Prince Charles exhibits dozens of his watercolors, saying painting ‘refreshes the soul’

Written by Oscar Holland, CNN

At the largest exhibition of his watercolors to date, Prince Charles, an avid painter, described the restorative benefits of the art, saying it “transports me to another dimension”.

The heir to the British throne went on to say that painting is “one of the most relaxing and therapeutic exercises I know”, adding that his hobby “refreshes parts of the soul that other activities don’t. can’t reach”.

The watercolors are on display at the Garrison Chapel at Chelsea Barracks in London. Credit: courtesy of Richard Ivey

The comments appear on an exhibition board during a new show bringing together 79 of the Prince’s landscape paintings. On display in London until mid-February, the works depict scenes from the French countryside, the Scottish Highlands and Tanzania, which is “one of the prince’s favorite places to paint”, according to a press release from his educational charity, The Prince’s Foundation. .

“I started painting entirely because I found photography less than satisfying,” he reportedly said. “Quite simply, I felt an irresistible urge to express what I saw through the medium of watercolor and convey that almost ‘inner’ sense of texture that is impossible to achieve through photography.”

"View in the south of France," by HRH the Prince of Wales.

“View in the South of France”, by HRH the Prince of Wales. Credit: courtesy of Richard Ivey

Like his great-great-great-grandmother Queen Victoria I, the prince is an “avid watercolourist” who “paints whenever his schedule permits”, according to his official site. He regularly depicts the estates of the Royal Family, including Balmoral Castle and the House of Sandringham, and has also produced watercolors in Turkey, Nepal and the Swiss Alps.
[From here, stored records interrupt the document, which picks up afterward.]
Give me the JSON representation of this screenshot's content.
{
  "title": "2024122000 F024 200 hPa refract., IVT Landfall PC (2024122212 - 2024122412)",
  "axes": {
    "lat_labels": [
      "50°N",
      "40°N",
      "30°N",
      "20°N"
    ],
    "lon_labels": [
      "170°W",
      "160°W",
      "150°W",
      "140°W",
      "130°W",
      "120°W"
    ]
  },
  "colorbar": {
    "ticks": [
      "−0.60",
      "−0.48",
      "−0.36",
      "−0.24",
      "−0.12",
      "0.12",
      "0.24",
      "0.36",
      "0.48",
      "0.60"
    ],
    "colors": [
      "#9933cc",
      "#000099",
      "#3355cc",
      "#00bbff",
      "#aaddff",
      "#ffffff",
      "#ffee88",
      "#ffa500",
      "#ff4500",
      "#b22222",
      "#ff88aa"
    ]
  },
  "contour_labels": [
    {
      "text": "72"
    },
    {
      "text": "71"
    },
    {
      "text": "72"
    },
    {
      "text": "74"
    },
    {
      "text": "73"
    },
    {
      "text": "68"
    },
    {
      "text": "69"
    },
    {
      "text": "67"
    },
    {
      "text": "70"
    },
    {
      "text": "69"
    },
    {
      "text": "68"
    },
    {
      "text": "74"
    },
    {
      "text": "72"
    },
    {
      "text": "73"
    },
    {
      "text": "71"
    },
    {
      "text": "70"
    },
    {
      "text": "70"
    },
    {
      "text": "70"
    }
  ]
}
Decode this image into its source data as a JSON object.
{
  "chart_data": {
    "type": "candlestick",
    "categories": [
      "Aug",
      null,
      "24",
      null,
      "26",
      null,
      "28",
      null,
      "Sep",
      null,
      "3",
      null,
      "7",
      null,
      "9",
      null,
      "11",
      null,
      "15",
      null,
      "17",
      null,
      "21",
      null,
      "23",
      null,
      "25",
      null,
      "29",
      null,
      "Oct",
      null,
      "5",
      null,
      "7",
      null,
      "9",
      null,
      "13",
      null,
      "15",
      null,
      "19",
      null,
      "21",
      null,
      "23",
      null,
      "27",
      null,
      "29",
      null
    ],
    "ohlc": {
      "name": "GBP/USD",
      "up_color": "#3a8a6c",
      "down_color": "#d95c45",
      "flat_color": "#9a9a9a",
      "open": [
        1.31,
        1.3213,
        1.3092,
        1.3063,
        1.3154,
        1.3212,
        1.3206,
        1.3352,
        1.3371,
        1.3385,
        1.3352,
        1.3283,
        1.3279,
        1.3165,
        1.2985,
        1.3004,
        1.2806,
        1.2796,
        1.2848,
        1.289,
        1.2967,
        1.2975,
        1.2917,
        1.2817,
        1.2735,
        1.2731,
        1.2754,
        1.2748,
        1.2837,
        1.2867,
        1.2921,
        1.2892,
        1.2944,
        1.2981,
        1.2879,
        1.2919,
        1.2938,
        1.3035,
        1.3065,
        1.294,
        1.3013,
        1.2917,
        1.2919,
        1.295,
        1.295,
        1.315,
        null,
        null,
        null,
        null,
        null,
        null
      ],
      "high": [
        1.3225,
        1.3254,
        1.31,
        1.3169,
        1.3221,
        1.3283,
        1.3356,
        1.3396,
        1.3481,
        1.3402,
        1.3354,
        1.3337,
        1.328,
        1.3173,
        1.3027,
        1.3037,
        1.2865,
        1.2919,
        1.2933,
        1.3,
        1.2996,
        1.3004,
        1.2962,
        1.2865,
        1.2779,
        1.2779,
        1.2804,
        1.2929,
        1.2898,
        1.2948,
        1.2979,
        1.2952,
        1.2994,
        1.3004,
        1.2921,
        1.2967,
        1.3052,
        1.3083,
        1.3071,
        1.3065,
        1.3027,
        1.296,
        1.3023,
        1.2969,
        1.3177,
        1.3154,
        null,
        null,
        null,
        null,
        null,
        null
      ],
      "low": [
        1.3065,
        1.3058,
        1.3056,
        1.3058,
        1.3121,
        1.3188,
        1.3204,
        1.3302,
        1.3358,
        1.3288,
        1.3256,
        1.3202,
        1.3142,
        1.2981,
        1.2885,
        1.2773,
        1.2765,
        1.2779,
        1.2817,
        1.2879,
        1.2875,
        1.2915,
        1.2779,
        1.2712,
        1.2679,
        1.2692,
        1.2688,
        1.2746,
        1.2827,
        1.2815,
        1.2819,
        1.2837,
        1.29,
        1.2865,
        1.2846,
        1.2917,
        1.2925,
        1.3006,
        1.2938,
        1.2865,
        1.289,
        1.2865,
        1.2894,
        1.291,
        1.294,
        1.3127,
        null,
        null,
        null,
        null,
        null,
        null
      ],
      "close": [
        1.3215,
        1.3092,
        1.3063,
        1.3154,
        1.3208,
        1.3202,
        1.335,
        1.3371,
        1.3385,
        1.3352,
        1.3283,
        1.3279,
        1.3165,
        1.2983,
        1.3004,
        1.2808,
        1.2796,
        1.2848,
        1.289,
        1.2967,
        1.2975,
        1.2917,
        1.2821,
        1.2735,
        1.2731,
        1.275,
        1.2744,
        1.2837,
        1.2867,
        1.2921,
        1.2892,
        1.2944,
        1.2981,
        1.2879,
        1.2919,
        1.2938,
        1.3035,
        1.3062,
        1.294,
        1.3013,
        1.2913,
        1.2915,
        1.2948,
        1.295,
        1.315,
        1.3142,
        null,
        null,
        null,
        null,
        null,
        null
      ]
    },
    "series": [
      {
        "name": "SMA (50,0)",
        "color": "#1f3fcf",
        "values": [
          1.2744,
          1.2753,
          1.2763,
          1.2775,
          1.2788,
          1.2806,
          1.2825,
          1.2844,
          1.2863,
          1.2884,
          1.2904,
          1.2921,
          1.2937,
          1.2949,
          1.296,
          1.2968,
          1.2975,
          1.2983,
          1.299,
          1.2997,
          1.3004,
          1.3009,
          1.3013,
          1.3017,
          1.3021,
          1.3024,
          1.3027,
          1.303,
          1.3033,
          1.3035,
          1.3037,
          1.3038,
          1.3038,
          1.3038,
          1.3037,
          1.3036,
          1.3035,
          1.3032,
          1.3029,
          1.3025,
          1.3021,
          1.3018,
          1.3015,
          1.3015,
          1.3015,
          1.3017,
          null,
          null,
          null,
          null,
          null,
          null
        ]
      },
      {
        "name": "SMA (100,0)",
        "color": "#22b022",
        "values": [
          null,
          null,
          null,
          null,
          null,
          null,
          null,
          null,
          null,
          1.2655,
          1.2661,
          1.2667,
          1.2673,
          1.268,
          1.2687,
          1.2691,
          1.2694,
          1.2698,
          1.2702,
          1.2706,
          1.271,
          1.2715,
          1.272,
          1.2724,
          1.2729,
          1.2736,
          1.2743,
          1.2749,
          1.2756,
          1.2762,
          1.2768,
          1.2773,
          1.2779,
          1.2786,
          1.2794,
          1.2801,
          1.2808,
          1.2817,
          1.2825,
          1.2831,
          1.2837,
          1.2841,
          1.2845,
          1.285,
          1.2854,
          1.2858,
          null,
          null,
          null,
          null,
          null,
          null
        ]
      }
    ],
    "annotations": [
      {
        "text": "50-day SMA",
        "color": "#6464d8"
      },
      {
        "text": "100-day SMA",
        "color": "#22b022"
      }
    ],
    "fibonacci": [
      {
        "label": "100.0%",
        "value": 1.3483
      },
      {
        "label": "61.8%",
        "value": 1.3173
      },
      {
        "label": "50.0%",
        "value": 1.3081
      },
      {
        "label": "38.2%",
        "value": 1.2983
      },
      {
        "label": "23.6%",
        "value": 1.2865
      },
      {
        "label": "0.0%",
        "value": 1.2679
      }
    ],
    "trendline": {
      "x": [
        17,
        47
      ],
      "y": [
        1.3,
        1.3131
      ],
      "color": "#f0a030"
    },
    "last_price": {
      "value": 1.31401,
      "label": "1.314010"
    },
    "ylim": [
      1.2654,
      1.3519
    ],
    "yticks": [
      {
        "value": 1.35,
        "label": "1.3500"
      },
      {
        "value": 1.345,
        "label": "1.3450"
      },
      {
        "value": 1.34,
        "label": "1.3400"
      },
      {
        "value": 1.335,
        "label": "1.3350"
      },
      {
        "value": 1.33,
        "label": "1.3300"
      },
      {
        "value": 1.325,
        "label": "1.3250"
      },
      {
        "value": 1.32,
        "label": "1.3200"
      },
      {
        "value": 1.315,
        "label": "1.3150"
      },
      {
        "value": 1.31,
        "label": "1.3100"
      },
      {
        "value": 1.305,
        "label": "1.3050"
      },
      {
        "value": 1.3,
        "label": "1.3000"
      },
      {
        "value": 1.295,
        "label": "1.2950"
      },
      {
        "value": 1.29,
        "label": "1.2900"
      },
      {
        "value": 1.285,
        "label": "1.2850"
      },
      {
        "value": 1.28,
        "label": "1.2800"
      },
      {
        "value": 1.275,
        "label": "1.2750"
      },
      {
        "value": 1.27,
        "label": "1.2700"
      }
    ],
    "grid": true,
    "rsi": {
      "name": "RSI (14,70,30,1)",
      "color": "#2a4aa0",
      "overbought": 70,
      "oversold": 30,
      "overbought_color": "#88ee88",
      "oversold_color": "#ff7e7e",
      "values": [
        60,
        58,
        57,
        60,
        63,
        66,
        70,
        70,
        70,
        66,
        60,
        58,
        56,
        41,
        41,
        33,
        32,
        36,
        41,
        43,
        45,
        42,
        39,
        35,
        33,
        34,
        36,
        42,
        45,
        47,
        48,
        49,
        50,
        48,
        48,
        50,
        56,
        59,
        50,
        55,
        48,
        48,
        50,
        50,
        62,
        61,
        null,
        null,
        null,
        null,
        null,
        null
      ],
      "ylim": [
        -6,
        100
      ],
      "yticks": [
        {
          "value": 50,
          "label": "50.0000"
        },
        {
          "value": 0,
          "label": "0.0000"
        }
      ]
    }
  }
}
In the text of the exhibition, the prince admitted he was “appalled by the seriousness” of his early works.

“I have no illusions that my sketches represent great art or budding talent!” he added. “They represent, more than anything else, my particular form of ‘photo album’ and as such mean a lot to me.”

During a royal tour of Japan, Prince Charles sits down to paint a watercolor in the garden of the Kyoto Imperial Palace.

During a royal tour of Japan, Prince Charles sits down to paint a watercolor in the garden of the Kyoto Imperial Palace. Credit: Tim Graham/Tim Graham Photo Library/Getty Images

Although the prince does not sell his watercolours, lithographs of his works are used to raise money for his charity fund. In 2016, Britain’s Daily Telegraph reported that he had sold for around £2 million ($2.7 million) at a store in his residence at Highgrove House.

In 1994 Britain’s Royal Mail featured Charles’ landscape paintings on a series of postage stamps marking 25 years since the ceremony which officially recognized him as the Prince of Wales. The National Gallery of Australia also exhibited several of his works in 2018 on the occasion of his 70th anniversary. Two decades earlier, for his 50th birthday, some fifty of his watercolors were exhibited at Hampton Court Palace, the residence of his ancestor Henry VIII.

“Huna Mill, John O’Groats”, by HRH the Prince of Wales. Credit: courtesy of Richard Ivey

In a press release, the curator of the new London exhibit, Rosie Alderton, said the prince “enjoys sitting in the real environment and painting ‘en plein air'”, adding: “His passion for creating of fine arts is strongly transmitted in this exhibition.”

The watercolors are on display at the Garrison Chapel at Chelsea Barracks, a converted military barracks in London’s upmarket Belgravia. A tapestry based on one of the prince’s paintings, ‘Abandoned Cottage on the Isle of Stroma’, is also on display. It took weaver Ben Hymers eight months to complete.

Top image: HRH Prince Charles painting a watercolor in Klosters, Switzerland.